Геннадий Головин - Покой и воля
Я пошел к соседу. У соседа было ружье.
Я прошел всего лишь метров двадцать, как вдруг меня достиг вопль, исполненный такой пронзительной боли, такой беспомощной тоски и отчаянной муки, что я невольно остановился.
Прошла минута. Две минуты. Я стоял и ждал.
Прошло десять минут — там оставалась тишина.
Я понял, что уже не нужно никакого ружья.
Я избегаю думать об этой старухе-отравительнице, до сих пор избегаю. Я стал избегать встреч лицом к лицу с ней. Не могу внятно объяснить, почему. Ни отвращения, ни ненависти, ни даже особой неприязни у меня к ней нет.
Просто — когда я вижу ее, я не могу не вспоминать тот грязно-дождливый день и не могу избавиться от ощущения, что именно тогда — из-за нее — какая-то медленно действующая отрава проникла и в нашу жизнь — я не имею в виду жизнь нашей семьи — в жизнь, окружающую нас.
Первый снег уже лег и цепко лежал с неделю — потянулась серенькая нищенская зима.
Жизнь стала выцветать и скукоживаться, все более напоминая невеселую трудовую повинность.
Как-то после обеда пришли два поселковых знакомых и без всякой тревоги — скорее с охотницким веселием азарта, предложили: «Пойдем лилькину дверь ломать… В доме собаки воют, а следов лилькиных нет. В милицию звонили, там говорят, смотрите сами. Хочешь, пойдем посмотрим?..» Я не хотел. Однако пошел.
…Лилькой лет пятьдесят с большим гаком называли недальнюю нашу соседку — в рыжее крашенную, всегда в палец толщиной напудренную, с матрешкиными румянами на щеках — дебелую женщину, с которой мы были знакомы лишь по тем кратким встречам-разговорам, которые случались, когда она шла с загорской вечерней электрички, а мы попадались на ее дороге: направлялись, например, в магазин или встречали кого-нибудь…
Встречи не часто бывали, но за два лета да за две зимы их прикопилось достаточно, чтобы мы достаточно приветливо здоровались, разговоры, на ходу приостановившись, кое-какие разговаривали — в общем, чуть ли уж не знакомыми могли числить друг друга.
Настоящее ее имя было Фаина, но неизвестно почему ей больше нравилось имя Лиля, и все так ее и называли: Лилька.

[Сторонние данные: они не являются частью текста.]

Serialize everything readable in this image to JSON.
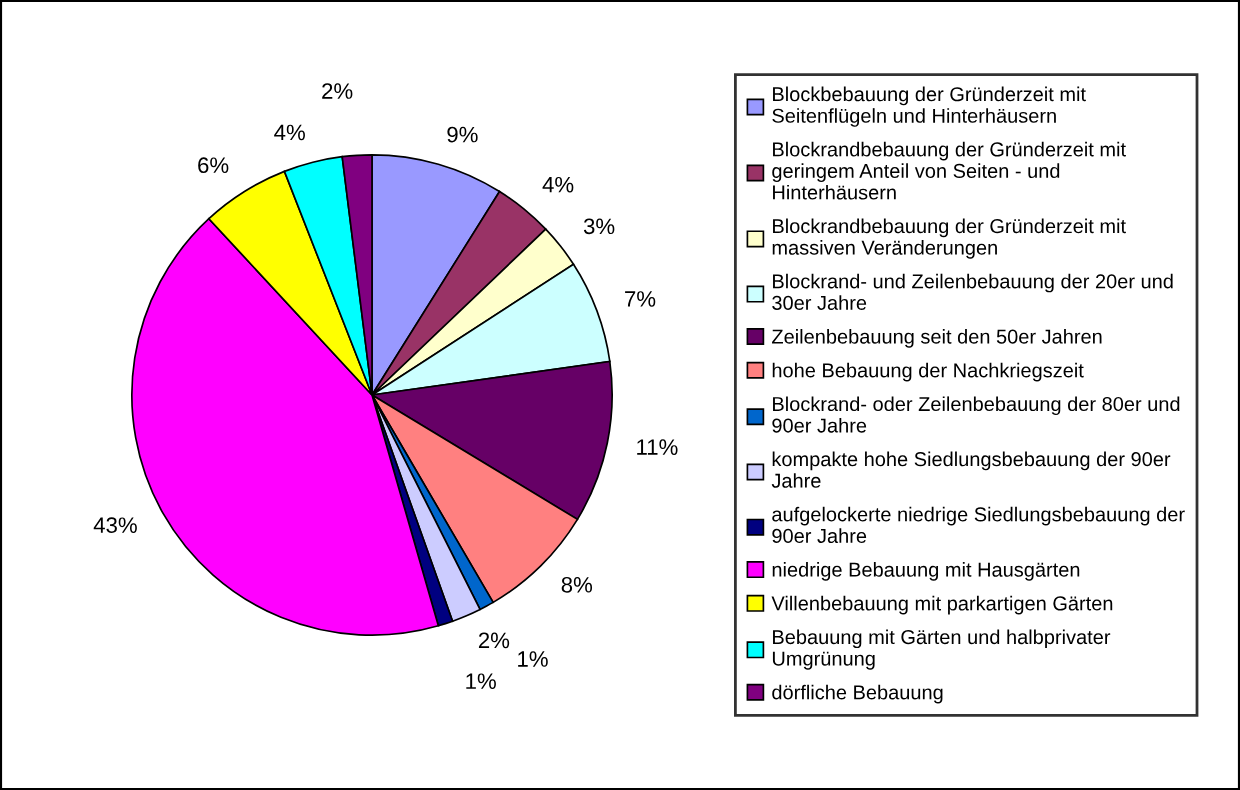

Странная это была женщина. Не сказать, что больная, но и жила — странно, с удивительной даже для зимников замкнутостью, с плохоскрываемым острым страхом перед жизнью, которая, несомненно враждебная, творилась вокруг нее и чревата была неисчислимыми опасностями ограблений, нападений и, в особенности, изнасилований.
О них-то при каждой встрече она взволнованно-сладостно и рассказывала нам чаще всего.
Людей она в дом к себе никогда не пускала. Разговаривала только через забор. И даже когда разговаривала с нами — людьми вроде бы знакомыми и безобидными — исходила от нее как бы эманация настороженности, страха, мгновенной готовности перейти от мирной беседы к отчаянной визгливой обороне.
Жила она с собаками.
Собаки тоже были странные. Все, как на один подбор, необыкновенно уродливые, как-то вывихнуто-злобные и ужасно глупые.
Казалось, что она намеренно — в соответствии с какими-то глубоко личными и тоже глубоко вывихнутыми представлениями о красоте — выбирает в свиту себе этаких ублюдков.
И имена она им давала удивительные — удивительно бездарные и странные.
Был, помнится, Сюсик — то ли бульдог, то ли боксер — с расквашенной всмятку кривой и вечно слюнявой мордой, с искривленными (но не внутрь, а вовне!) — словно бы выломанными лапами. Вроде бы и белый, но весь в ярко-красных лоскутах, посеянных как попало.
Была догиня по имени Афродита — вся словно бы голая, неимоверно тощая, вечно бегающая с суетливой тупой озабоченностью безумицы вдоль решетки забора — светло-серая и тоже вся изляпанная рыжими дворняжьими пятнами. Бегала она безостановочно, но иногда вдруг застывала и принималась лаять, и лаять могла по часу, по два без единого перерыва, одиночными и на удивление гулкими:
«Гав… Гав… Гав…» — нешуточное, клянусь, бешенство вызывая именно глупейшей размеренностью и сверхъестественной басовитостью этого гавканья.
Был у нее еще и Лосик. Его как-то и собакой называть не хочется — это брызжущее злобной ненавистью трусливое существо, кривоногое и малорослое, совсем не собачьего, а скорее кошачьего — розового — окраса, которое вечно ошивалось на улице возле лилькиного забора, истерическим визгливым лаем провожая каждого. Проходя мимо него, вы всегда испытывали чувство, что вас вот-вот ухватят за ахилловы сухожилия.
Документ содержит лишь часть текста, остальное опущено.